Toronto
3 min

Delirious optimism

Our relationships are about to be recognized

BOB GALLAGHER. Pleased to be equal. Credit: Mark Bogdanovic

The Foundation For Equal Families won’t withdraw its spousal rights lawsuit against the federal government until Bill C-23 has actually become law.



“We are extremely happy and joyous for the lesbian and gay community to be able to come to the table as equal partners under the law,” said foundation spokesperson Bob Gallagher at a press conference.



“We’ve always said that we will not step down from the court challenge until the laws are enacted that address each and every one of these.



But same-sex couples will be legally equal to heterosexual common-law couples if federal omnibus legislation goes through.



Just don’t call your partner a spouse, because Ottawa is refusing to recognize gay marriage.



The Liberal government introduced Bill C-23 – an Act To Modernize The Statutes Of Canada In Relation To Benefits And Obligations, on Feb 11 (it passed second reading a few days later, and will go to committee in early March). It would update 68 federal laws and regulations.



The new legislation would extend the benefits and obligations of heterosexual common law couples to gay men and lesbians who have lived together for a year or more. Where the word spouse appeared, the wording would read spouse or common-law partner.



The special rights reserved for heterosexual married spouses, on the other hand, would be limited to only a handful of laws specific to marriage, such as the Divorce Act and name changes.



An estimated 140,000 households across the country would be affected, said government officials at a technical briefing presented by five of the 20 separate federal departments and agencies affected. But federal bureaucrats said they have no accurate figures for the number of same-sex couples who live together. Nor is it certain how many gay Canadians would be willing to seek such benefits.



Gay couples who have lived together for at least a year would qualify for benefits, the same length of time as common-law couples.



Under the proposed legislation, same-sex couples would be eligible for benefits, including:

• Child-care tax breaks

• Pension benefits for a survivor’s partner

• Old Age Security, the right to claim income supplement

• Income Tax, claim tax credit for dependent partner or children, and access income splitting, under which higher-earning partners can attribute some of their income to their partner

• Conjugal prison visits

• Bankruptcy protection, allowing transfer of title to a partner

• Veterans Review and Appeal Board Act

• Conflict of interest laws regarding legal obligations

• Access to Employment Insurance when relocating to stay with a partner

• Tax breaks on retirement savings plans.

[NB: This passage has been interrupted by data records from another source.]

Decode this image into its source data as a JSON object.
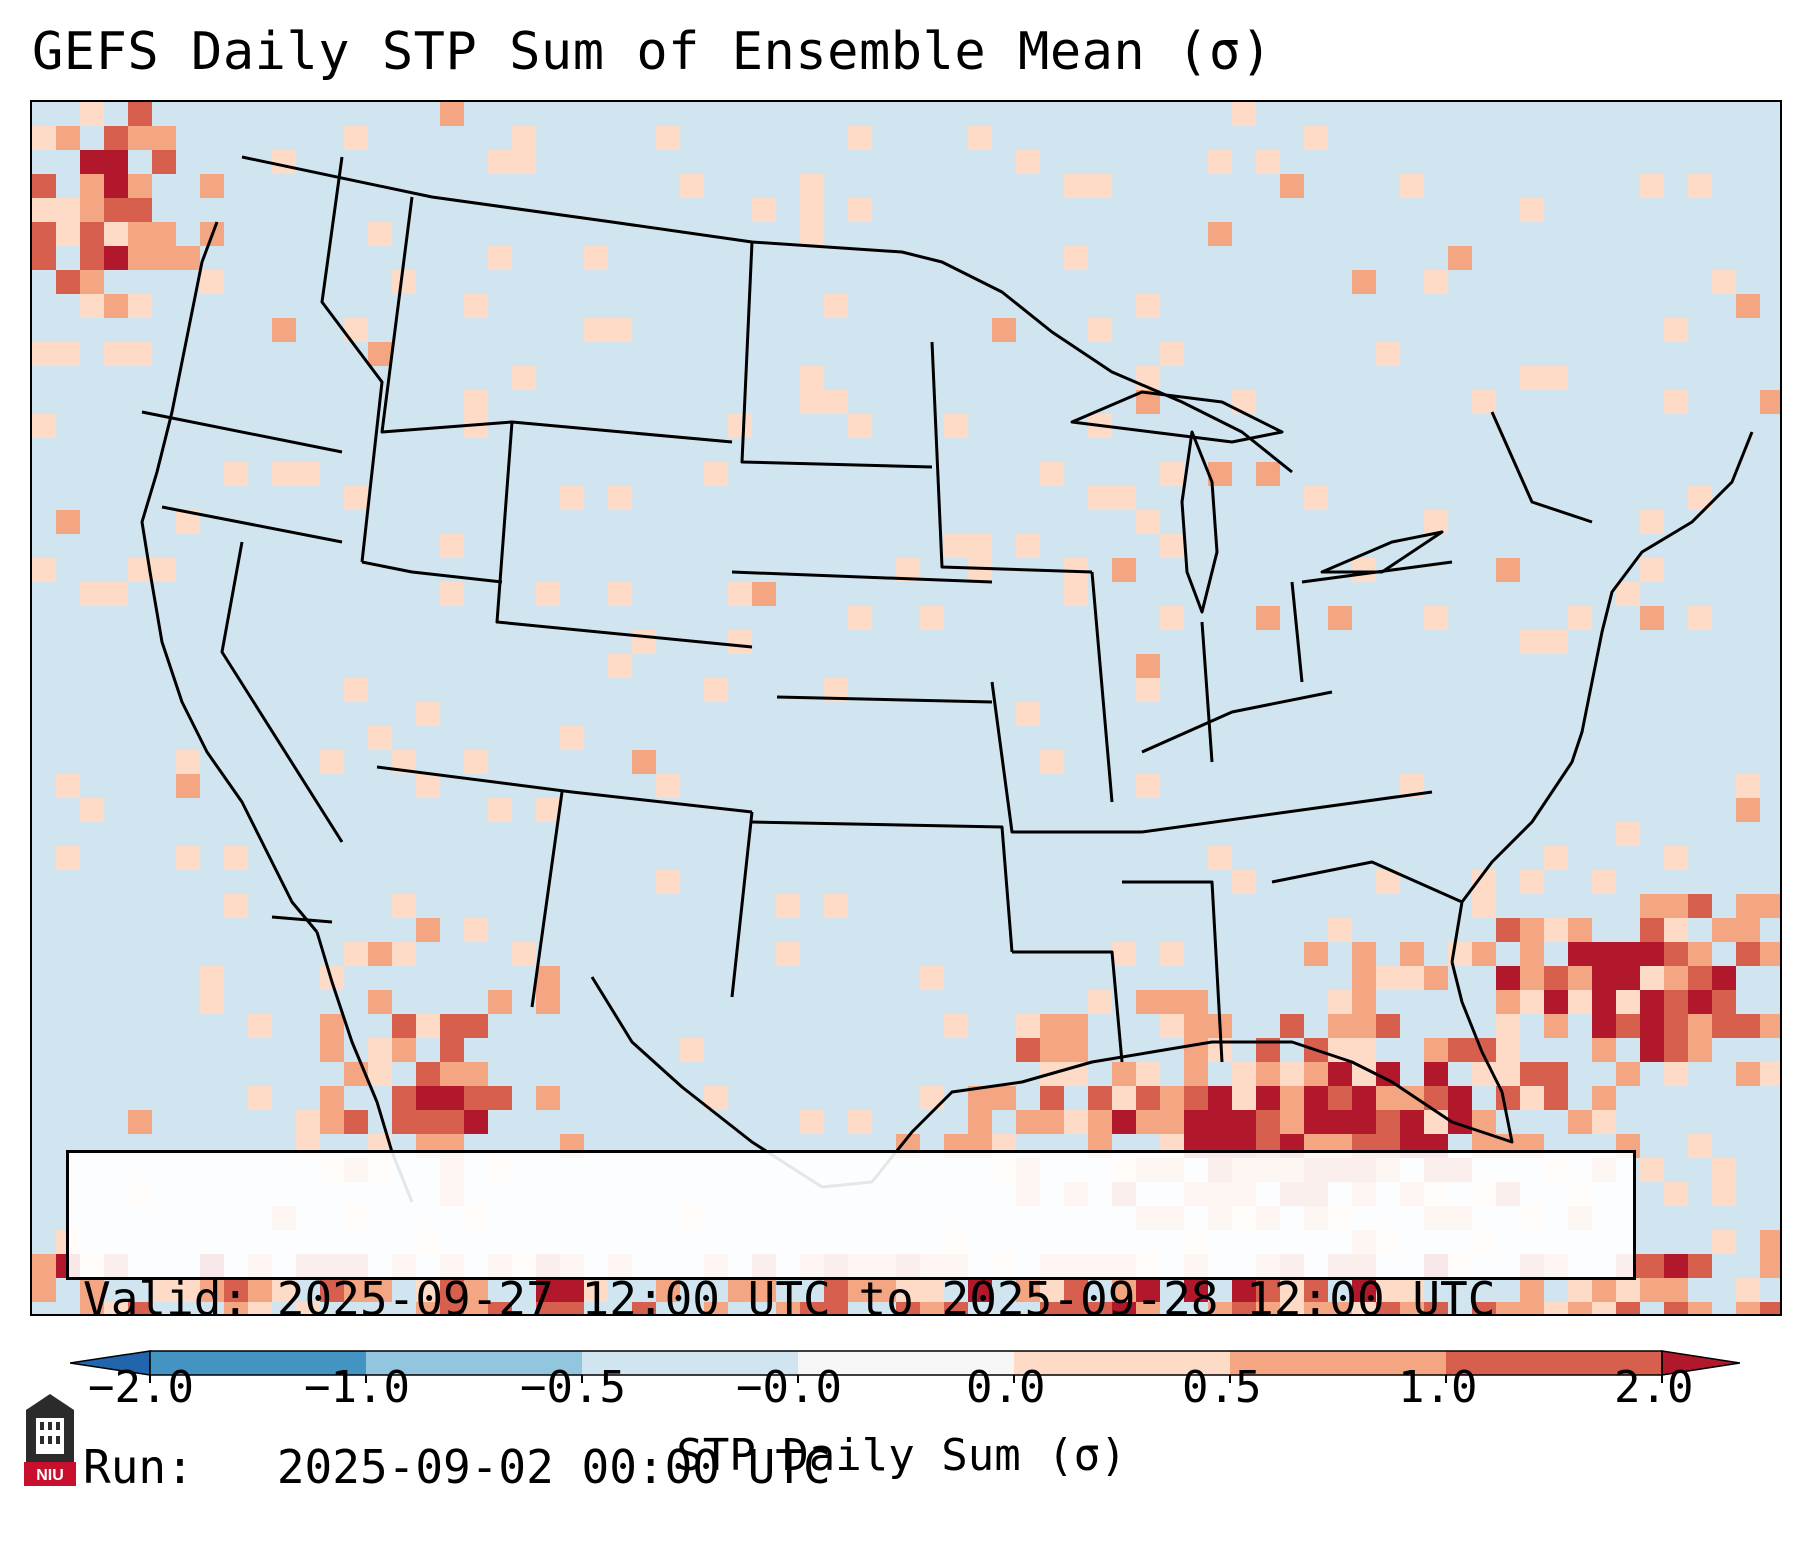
{
  "title": "GEFS Daily STP Sum of Ensemble Mean (σ)",
  "info_box": {
    "valid_line": "Valid: 2025-09-27 12:00 UTC to 2025-09-28 12:00 UTC",
    "run_line": "Run:   2025-09-02 00:00 UTC"
  },
  "colorbar": {
    "label": "STP Daily Sum (σ)",
    "ticks": [
      "−2.0",
      "−1.0",
      "−0.5",
      "−0.0",
      "0.0",
      "0.5",
      "1.0",
      "2.0"
    ],
    "bins": [
      {
        "range": "< -2.0",
        "color": "#2166ac"
      },
      {
        "range": "-2.0 to -1.0",
        "color": "#4393c3"
      },
      {
        "range": "-1.0 to -0.5",
        "color": "#92c5de"
      },
      {
        "range": "-0.5 to 0.0",
        "color": "#d1e5f0"
      },
      {
        "range": "0.0",
        "color": "#f7f7f7"
      },
      {
        "range": "0.0 to 0.5",
        "color": "#fddbc7"
      },
      {
        "range": "0.5 to 1.0",
        "color": "#f4a582"
      },
      {
        "range": "1.0 to 2.0",
        "color": "#d6604d"
      },
      {
        "range": "> 2.0",
        "color": "#b2182b"
      }
    ]
  },
  "logo_text": "NIU"
}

In the wake of numerous same-sex rights court decisions – and the lawsuit filed just over a year ago by the Foundation For Equal Families – Ottawa was left with little choice.



Some Liberal MPs have joined members of Reform in threatening to withhold their support unless benefits are extended to other non-conjugal relationships, like siblings who live together.



“This legislation sends the clear message that the era of discrimination is reaching an end. That’s something [in which] all Canadians can take pride,” said John Fisher, the executive director of Equality For Gays And Lesbians Everywhere.



Fisher said rightwing critics of the legislation are in fact masking their long-standing opposition to recognize same-sex couples at all.



“[They] are using this as a smokescreen to mask their opposition to recognizing same-sex couples at all. If you listen to those MPs driving the charge for recognition of other family forms, they’re the same MPs who voted against protecting gays and lesbians from hate crimes. They’re the same MPs who voted against our rights to equal protection in the workplace from discrimination,” he said.



He said EGALE isn’t opposed to broadening the legislation, but that Bill C-23 targets the inequalities that have been ruled unacceptable by the courts.



Critics also asked how the government plans to determine whether a couple are living in a conjugal relationship, sharing sexual intimacies.



“I believe this legislation is about tolerance and fairness,” Justice

Minister Anne McLellan told a throng of reporters on Parliament Hill.



“Marriage is a relationship between one man and one woman to the exclusion of all others. There is absolutely no confusion about that. The definition of the word spouse refers to the institution of marriage. We don’t need to change it,” she said after tabling the legislation.



EGALE and the Foundation For Equal Families pledged to continue to fight for the right to marry.



The cost of the changes will be minimal as some couples may actually find themselves paying more to the government as a result of the amendment. For example, some couples may no longer be able to qualify for GST credits for lower income earners because they will have to combine their incomes for tax purposes.



“Based on work done by the Department Of Finance, we believe the cost will be neutral or minimal,” said McLellan. “We are extending not only benefits but obligations. Because the two go together, the work done by the Department Of Finance leads us to believe that the costs will be minimal or neutral.”